Ein Drittel der 2.900 befragten Gastronomen befürchtet, in diesem Jahr in die Verlustzone abzurutschen. 33,7 Prozent wagen noch keine Prognose. Nur 33 Prozent gehen davon aus, sich am Markt behaupten zu können.

Ob, wann und wie die Gastronomen die Preise erhöhen - dies sei abhängig von der Kostenentwicklung, vom Standort, vom Konzept des Betriebes und von den Gästen.

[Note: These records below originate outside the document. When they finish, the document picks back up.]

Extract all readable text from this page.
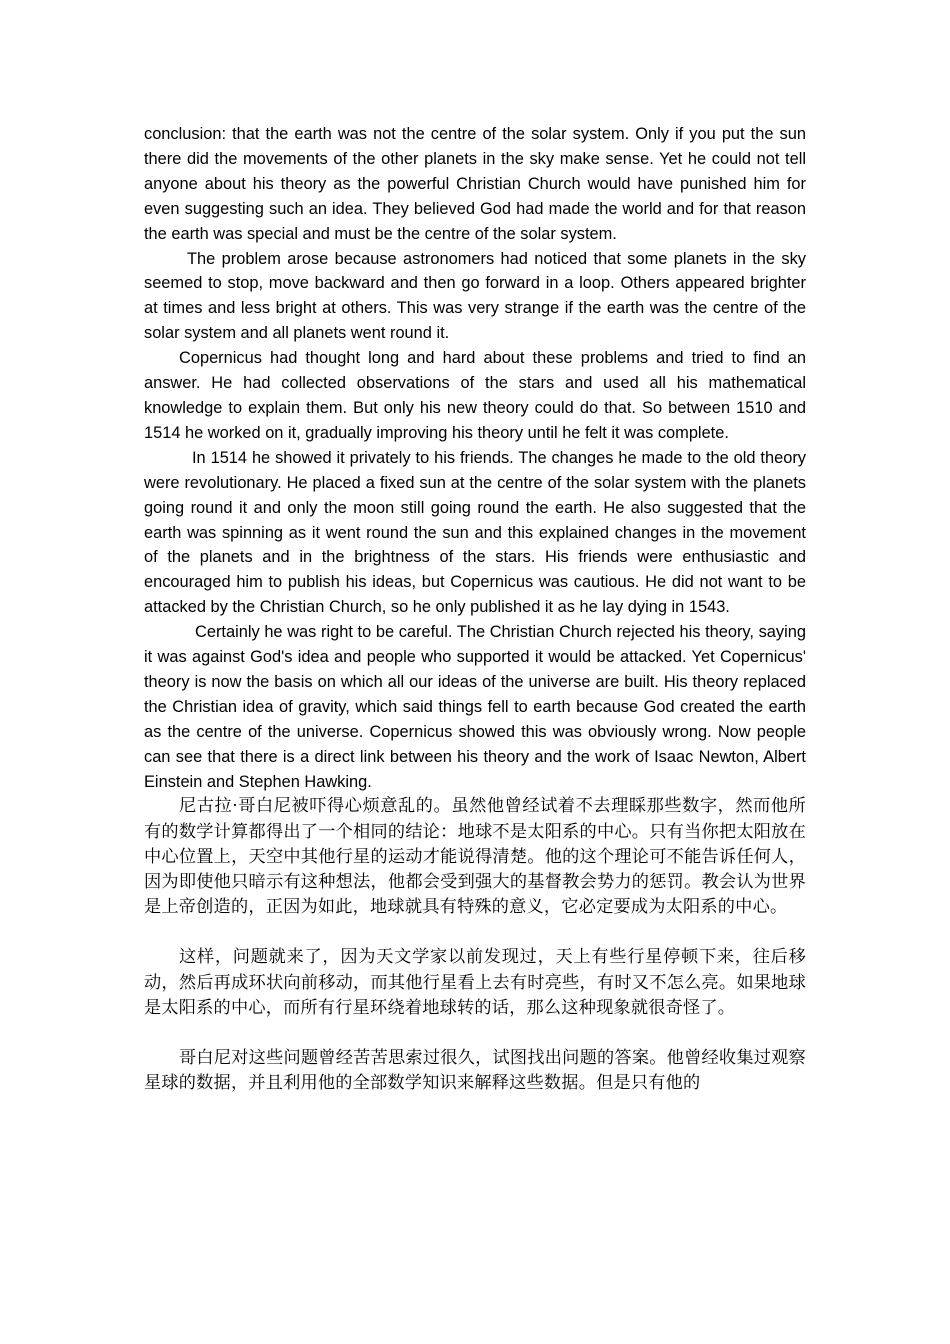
conclusion: that the earth was not the centre of the solar system. Only if you put the sun there did the movements of the other planets in the sky make sense. Yet he could not tell anyone about his theory as the powerful Christian Church would have punished him for even suggesting such an idea. They believed God had made the world and for that reason the earth was special and must be the centre of the solar system.

The problem arose because astronomers had noticed that some planets in the sky seemed to stop, move backward and then go forward in a loop. Others appeared brighter at times and less bright at others. This was very strange if the earth was the centre of the solar system and all planets went round it.

Copernicus had thought long and hard about these problems and tried to find an answer. He had collected observations of the stars and used all his mathematical knowledge to explain them. But only his new theory could do that. So between 1510 and 1514 he worked on it, gradually improving his theory until he felt it was complete.

In 1514 he showed it privately to his friends. The changes he made to the old theory were revolutionary. He placed a fixed sun at the centre of the solar system with the planets going round it and only the moon still going round the earth. He also suggested that the earth was spinning as it went round the sun and this explained changes in the movement of the planets and in the brightness of the stars. His friends were enthusiastic and encouraged him to publish his ideas, but Copernicus was cautious. He did not want to be attacked by the Christian Church, so he only published it as he lay dying in 1543.

Certainly he was right to be careful. The Christian Church rejected his theory, saying it was against God's idea and people who supported it would be attacked. Yet Copernicus' theory is now the basis on which all our ideas of the universe are built. His theory replaced the Christian idea of gravity, which said things fell to earth because God created the earth as the centre of the universe. Copernicus showed this was obviously wrong. Now people can see that there is a direct link between his theory and the work of Isaac Newton, Albert Einstein and Stephen Hawking.

尼古拉·哥白尼被吓得心烦意乱的。虽然他曾经试着不去理睬那些数字，然而他所有的数学计算都得出了一个相同的结论：地球不是太阳系的中心。只有当你把太阳放在中心位置上，天空中其他行星的运动才能说得清楚。他的这个理论可不能告诉任何人，因为即使他只暗示有这种想法，他都会受到强大的基督教会势力的惩罚。教会认为世界是上帝创造的，正因为如此，地球就具有特殊的意义，它必定要成为太阳系的中心。

这样，问题就来了，因为天文学家以前发现过，天上有些行星停顿下来，往后移动，然后再成环状向前移动，而其他行星看上去有时亮些，有时又不怎么亮。如果地球是太阳系的中心，而所有行星环绕着地球转的话，那么这种现象就很奇怪了。

哥白尼对这些问题曾经苦苦思索过很久，试图找出问题的答案。他曾经收集过观察星球的数据，并且利用他的全部数学知识来解释这些数据。但是只有他的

Scharfe Kritik von Hotel- und Gaststättenverband

In der Branche stößt die Anhebung der Mehrwertsteuer allemal auf Unverständnis: Es sei absurd, dass für das Essen in der Gastronomie wieder 19 Prozent Mehrwertsteuer gelten, erklärt Guido Zöllick, Präsident des Deutschen Hotel- und Gaststättenverbandes (Dehoga). "Essen To Go", Fertigsalat aus dem Supermarkt und die Lieferung von fertig zubereiteten Speisen außer Haus werden dagegen weiterhin mit sieben Prozent besteuert.

Diese Ungleichbehandlung müsse dauerhaft beseitigt werden, fordert der Dehoga-Präsident. Denn die Verteuerung werde dazu führen, dass die Kunden dauerhaft wegbleiben, befürchtet er.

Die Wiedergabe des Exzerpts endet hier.